…the day that You abandoned us, leaving this world God-haunted. I know the Holy Ghost comes as a Comforter, leading us into all truth. But I must admit this truth leaves me as cold as the presence of Your absence in this world. You went away. You left us here, to muddle through as best we can. And we have yet to find You fully, and all too many mornings it feels I’m merely making it all up over and over again.
In The Problem of Pain, C. S. Lewis unfathomably calls this loss “the ultimate law,” claiming that things will only live for us once we abandon them, that the very lack of a thing gives rise to a longing which calls us out of ourselves, and only there will we find ourselves, along with all we long for, thrown in. He names this thing “Joy,” though I must admit I’ve never felt at all sure why, for this painful stab seems mostly to show us not much more than how alone we are.
And, truth be told, we are so alone. Perhaps the candles that we kindle, all the songs we sing, perhaps these acts of worship that all too often lapse into going through the motions are just that and nothing more. He has left us SO alone.
What then? Sleep in on Sabbath, cast it all aside as if alone is all our story? I hope to God that even still, I’m not that kind of fool–not yet, at least. For in the heart of emptiness, of pangs of longing piercing us we hear, down in the deep heart’s core that there is more, much more, yes so much more than all this emptiness.
For all of this alone, this waiting room will surely point (once we peer into it) to truth that will transform us if we let it. This room of empty waiting shouts aloud to those with ears to hear that we are here alone but for a season, so that we will look outside and find all that we’re waiting for is brimming, just next door, and surely coming back to claim us all.
And so, for me, today, the only point in all of this alone He left behind is this one fact that yanks it into clarity, to finally making sense:
He shall return.
For surely here in this God-haunted world we read the very opposite of all the old ghost-stories.
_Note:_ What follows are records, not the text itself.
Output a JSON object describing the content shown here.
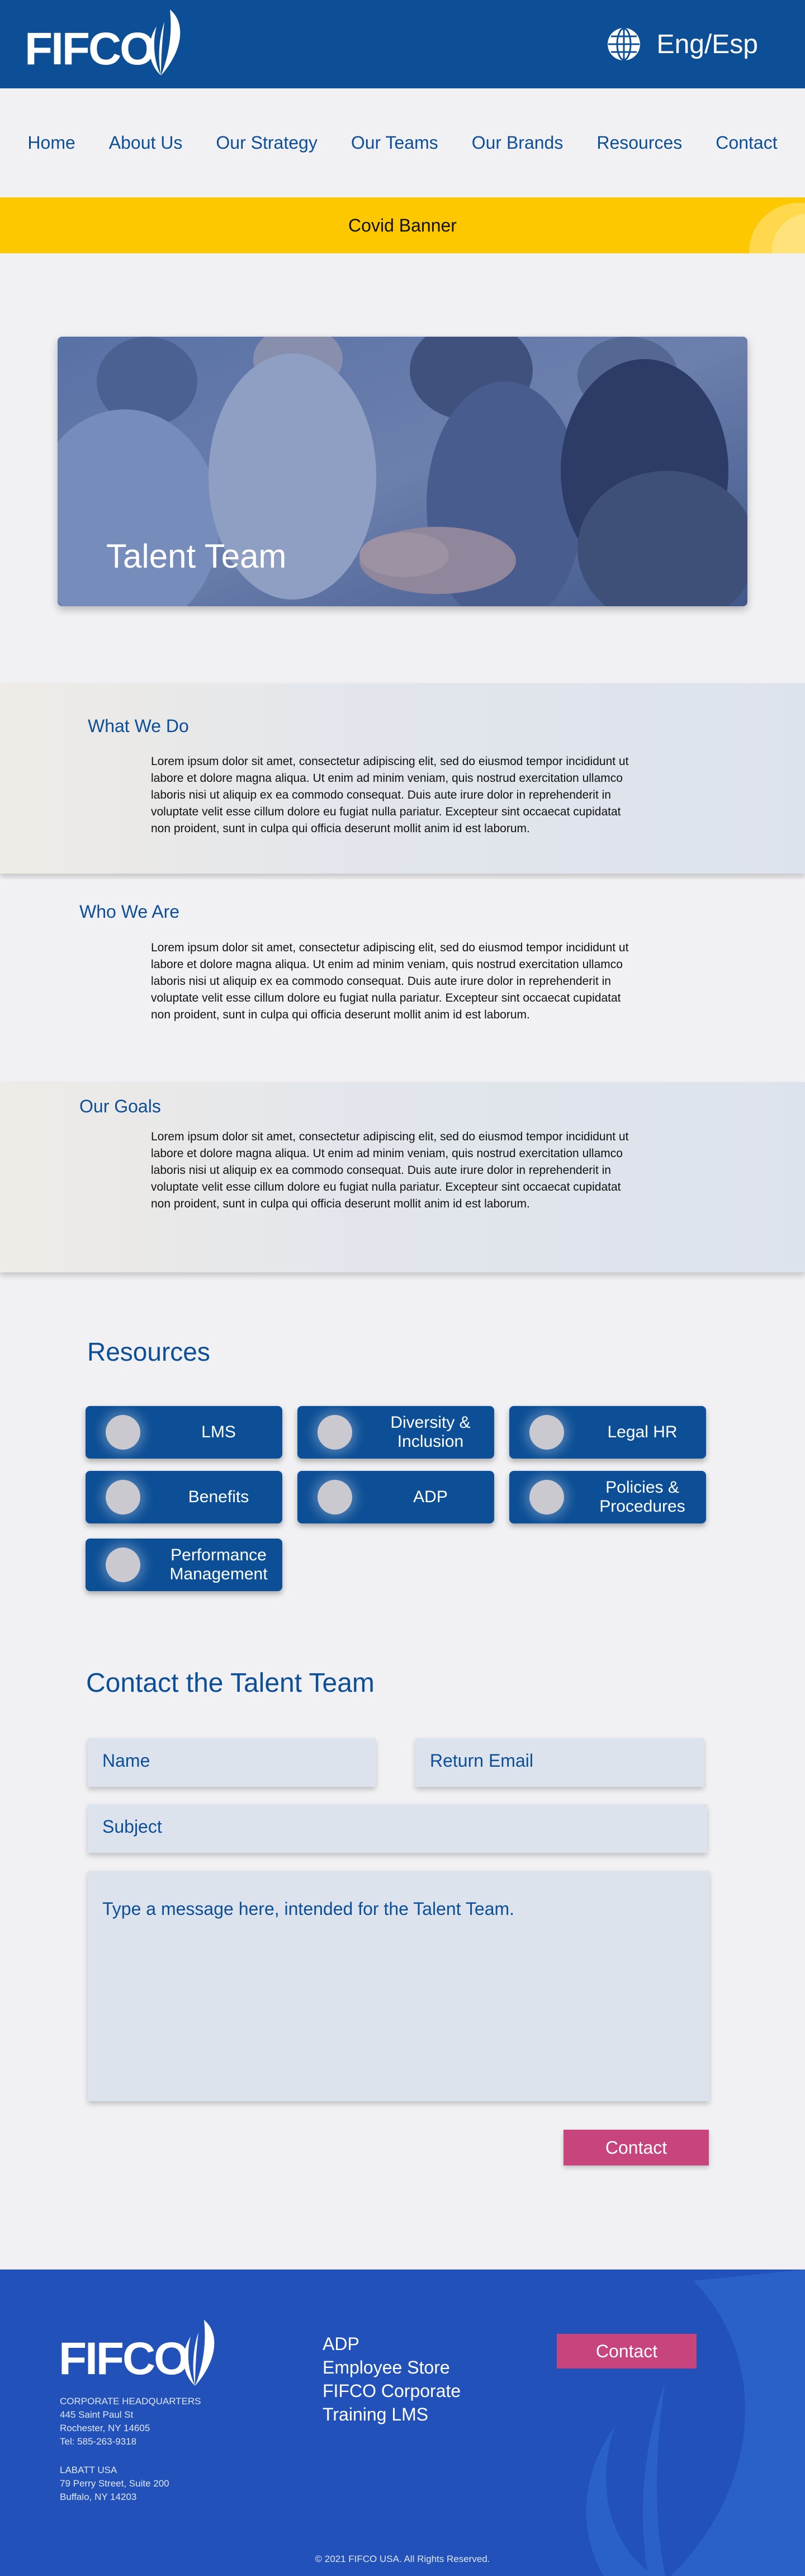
{
  "header": {
    "logo_text": "FIFCO",
    "lang_label": "Eng/Esp"
  },
  "nav": {
    "items": [
      "Home",
      "About Us",
      "Our Strategy",
      "Our Teams",
      "Our Brands",
      "Resources",
      "Contact"
    ]
  },
  "covid_banner": "Covid Banner",
  "hero": {
    "title": "Talent Team"
  },
  "sections": [
    {
      "title": "What We Do",
      "body": "Lorem ipsum dolor sit amet, consectetur adipiscing elit, sed do eiusmod tempor incididunt ut labore et dolore magna aliqua. Ut enim ad minim veniam, quis nostrud exercitation ullamco laboris nisi ut aliquip ex ea commodo consequat. Duis aute irure dolor in reprehenderit in voluptate velit esse cillum dolore eu fugiat nulla pariatur. Excepteur sint occaecat cupidatat non proident, sunt in culpa qui officia deserunt mollit anim id est laborum."
    },
    {
      "title": "Who We Are",
      "body": "Lorem ipsum dolor sit amet, consectetur adipiscing elit, sed do eiusmod tempor incididunt ut labore et dolore magna aliqua. Ut enim ad minim veniam, quis nostrud exercitation ullamco laboris nisi ut aliquip ex ea commodo consequat. Duis aute irure dolor in reprehenderit in voluptate velit esse cillum dolore eu fugiat nulla pariatur. Excepteur sint occaecat cupidatat non proident, sunt in culpa qui officia deserunt mollit anim id est laborum."
    },
    {
      "title": "Our Goals",
      "body": "Lorem ipsum dolor sit amet, consectetur adipiscing elit, sed do eiusmod tempor incididunt ut labore et dolore magna aliqua. Ut enim ad minim veniam, quis nostrud exercitation ullamco laboris nisi ut aliquip ex ea commodo consequat. Duis aute irure dolor in reprehenderit in voluptate velit esse cillum dolore eu fugiat nulla pariatur. Excepteur sint occaecat cupidatat non proident, sunt in culpa qui officia deserunt mollit anim id est laborum."
    }
  ],
  "resources": {
    "title": "Resources",
    "items": [
      "LMS",
      "Diversity & Inclusion",
      "Legal HR",
      "Benefits",
      "ADP",
      "Policies & Procedures",
      "Performance Management"
    ]
  },
  "contact": {
    "title": "Contact the Talent Team",
    "name_placeholder": "Name",
    "email_placeholder": "Return Email",
    "subject_placeholder": "Subject",
    "message_placeholder": "Type a message here, intended for the Talent Team.",
    "submit_label": "Contact"
  },
  "footer": {
    "logo_text": "FIFCO",
    "hq_lines": [
      "CORPORATE HEADQUARTERS",
      "445 Saint Paul St",
      "Rochester, NY 14605",
      "Tel: 585-263-9318"
    ],
    "labatt_lines": [
      "LABATT USA",
      "79 Perry Street, Suite 200",
      "Buffalo, NY 14203"
    ],
    "links": [
      "ADP",
      "Employee Store",
      "FIFCO Corporate",
      "Training LMS"
    ],
    "contact_label": "Contact",
    "copyright": "© 2021 FIFCO USA. All Rights Reserved."
  },
  "colors": {
    "brand_blue": "#0d4f96",
    "footer_blue": "#2252b9",
    "banner_yellow": "#fec800",
    "accent_pink": "#c8447d"
  }
}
For surely here the Holy Ghost does many things, but maybe most of all He points us towards those days when Ghosts come back to life, take on new flesh, join bone to bone, when faith will finally wake to glorious sight and we shall finally, fully see and know, not now as through a darkened glass.
So go, Lord, go ahead, ascend, go leave us and then send the Holy Ghost, by whom we lean our lives all on this promise: You shall surely come again.